I've seen a few posts similar to this, most notably here, but wasn't quite satisfied with the answers. I'm comparing top
and ps
results on a specific process and see huge discrepancies in CPU usage. top
varies between <1% and 100% from interval to interval including periods of sustained highs (>50% for 3-4 intervals), while ps
is steady at 2.2%. The process I'm watching doesn't have any children or anything, so I'm not quite sure what to make of it. Since there are sustained high periods in top
, I feel I can rule out sampling interval.

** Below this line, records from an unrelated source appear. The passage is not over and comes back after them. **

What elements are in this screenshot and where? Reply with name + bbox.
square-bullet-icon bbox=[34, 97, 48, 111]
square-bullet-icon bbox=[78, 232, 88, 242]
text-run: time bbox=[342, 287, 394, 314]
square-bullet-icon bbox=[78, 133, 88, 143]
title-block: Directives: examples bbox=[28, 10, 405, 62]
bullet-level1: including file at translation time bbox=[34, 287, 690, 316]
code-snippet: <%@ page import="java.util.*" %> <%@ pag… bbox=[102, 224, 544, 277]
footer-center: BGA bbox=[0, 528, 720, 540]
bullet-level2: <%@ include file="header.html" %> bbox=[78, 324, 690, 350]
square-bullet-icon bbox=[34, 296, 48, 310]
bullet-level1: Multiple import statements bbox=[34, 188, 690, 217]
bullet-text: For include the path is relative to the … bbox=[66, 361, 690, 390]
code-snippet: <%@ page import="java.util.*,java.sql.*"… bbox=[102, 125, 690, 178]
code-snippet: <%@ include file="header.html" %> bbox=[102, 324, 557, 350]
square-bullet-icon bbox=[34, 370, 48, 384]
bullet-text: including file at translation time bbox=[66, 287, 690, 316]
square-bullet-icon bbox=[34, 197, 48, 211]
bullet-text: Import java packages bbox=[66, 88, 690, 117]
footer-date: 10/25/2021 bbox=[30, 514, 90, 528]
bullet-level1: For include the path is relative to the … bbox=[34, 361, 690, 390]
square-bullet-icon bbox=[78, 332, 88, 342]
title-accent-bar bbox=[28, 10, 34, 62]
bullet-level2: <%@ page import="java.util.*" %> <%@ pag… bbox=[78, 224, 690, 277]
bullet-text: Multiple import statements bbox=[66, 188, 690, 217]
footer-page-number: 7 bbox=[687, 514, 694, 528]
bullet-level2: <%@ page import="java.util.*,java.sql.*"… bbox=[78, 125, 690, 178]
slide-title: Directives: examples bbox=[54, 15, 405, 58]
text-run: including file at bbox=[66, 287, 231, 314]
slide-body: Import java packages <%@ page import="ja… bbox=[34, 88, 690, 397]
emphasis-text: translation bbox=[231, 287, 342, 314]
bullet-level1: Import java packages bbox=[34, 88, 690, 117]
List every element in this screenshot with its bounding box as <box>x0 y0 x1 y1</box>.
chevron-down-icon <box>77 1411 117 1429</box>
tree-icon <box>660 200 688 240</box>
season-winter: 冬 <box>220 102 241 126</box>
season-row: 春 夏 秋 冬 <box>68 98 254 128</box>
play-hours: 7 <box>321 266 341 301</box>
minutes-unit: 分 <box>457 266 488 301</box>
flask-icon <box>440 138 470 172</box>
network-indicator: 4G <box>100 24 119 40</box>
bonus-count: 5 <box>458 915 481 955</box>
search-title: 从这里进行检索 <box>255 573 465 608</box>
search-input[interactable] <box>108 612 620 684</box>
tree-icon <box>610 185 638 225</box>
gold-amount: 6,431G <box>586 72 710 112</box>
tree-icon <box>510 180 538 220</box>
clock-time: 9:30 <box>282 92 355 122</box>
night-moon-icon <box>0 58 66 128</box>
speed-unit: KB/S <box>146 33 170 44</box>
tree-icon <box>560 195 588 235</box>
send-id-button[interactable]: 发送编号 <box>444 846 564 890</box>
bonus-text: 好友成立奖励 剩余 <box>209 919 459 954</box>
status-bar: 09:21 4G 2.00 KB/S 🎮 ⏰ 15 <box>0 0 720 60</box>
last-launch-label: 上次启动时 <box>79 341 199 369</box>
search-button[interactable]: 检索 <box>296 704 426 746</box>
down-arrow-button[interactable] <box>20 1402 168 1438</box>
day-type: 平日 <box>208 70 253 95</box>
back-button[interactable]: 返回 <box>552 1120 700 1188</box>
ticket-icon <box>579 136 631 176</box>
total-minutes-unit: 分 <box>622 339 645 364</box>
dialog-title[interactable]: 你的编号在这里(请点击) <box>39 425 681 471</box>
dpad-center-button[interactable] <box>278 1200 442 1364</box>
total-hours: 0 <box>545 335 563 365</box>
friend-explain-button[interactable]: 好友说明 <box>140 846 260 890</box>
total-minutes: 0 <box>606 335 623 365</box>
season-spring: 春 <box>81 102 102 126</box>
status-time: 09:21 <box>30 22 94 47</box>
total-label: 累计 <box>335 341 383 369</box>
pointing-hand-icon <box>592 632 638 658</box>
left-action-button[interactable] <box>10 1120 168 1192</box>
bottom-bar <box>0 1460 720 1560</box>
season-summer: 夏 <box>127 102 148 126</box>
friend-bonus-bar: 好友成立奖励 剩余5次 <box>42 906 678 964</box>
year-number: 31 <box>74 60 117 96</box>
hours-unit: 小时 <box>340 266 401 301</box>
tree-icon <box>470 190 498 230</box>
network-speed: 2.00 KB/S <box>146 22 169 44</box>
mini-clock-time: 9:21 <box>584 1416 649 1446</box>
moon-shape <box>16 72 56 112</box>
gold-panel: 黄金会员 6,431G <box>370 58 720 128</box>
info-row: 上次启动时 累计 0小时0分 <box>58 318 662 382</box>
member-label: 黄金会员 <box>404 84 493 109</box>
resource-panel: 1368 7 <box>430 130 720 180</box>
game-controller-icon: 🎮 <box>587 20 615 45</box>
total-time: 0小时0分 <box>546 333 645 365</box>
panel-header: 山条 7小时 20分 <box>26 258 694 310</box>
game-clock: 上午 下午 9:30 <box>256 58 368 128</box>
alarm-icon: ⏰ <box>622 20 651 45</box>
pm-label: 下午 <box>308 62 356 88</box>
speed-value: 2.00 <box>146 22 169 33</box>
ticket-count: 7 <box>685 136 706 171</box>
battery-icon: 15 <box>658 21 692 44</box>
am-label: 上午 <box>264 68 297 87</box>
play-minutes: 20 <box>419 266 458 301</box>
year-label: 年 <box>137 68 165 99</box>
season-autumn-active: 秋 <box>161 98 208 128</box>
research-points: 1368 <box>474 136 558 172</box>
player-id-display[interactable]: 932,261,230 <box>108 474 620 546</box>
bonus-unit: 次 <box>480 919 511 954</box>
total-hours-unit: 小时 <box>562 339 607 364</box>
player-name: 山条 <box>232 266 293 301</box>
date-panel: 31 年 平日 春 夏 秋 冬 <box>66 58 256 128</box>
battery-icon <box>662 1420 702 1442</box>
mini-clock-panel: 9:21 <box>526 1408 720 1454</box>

Is this really just a discrepancy in how these two tools handle I/O wait time, as suggested by the question I linked to above?
EDIT:
I've seen it fluctuate to 2.1% in ps
, but that's it so far. Output from top -p 4522
:
PID USER PR NI VIRT RES SHR S %CPU %MEM TIME+ COMMAND
4522 root 16 0 340m 316m 4732 R 54.7 1.3 508:57.46 maui
Output from ps u -p 4522
:
USER PID %CPU %MEM VSZ RSS TTY STAT START TIME COMMAND
root 4522 2.2 1.3 348764 324456 ? Ss Aug25 509:25 /usr/local/maui/sbin/maui
The likeliest reason is that top
shows the percentage values as a percentage of a single CPU while ps
shows the percentage of total available CPU power. Try running top and hitting ShiftI while it's running to show the percentage of all cores.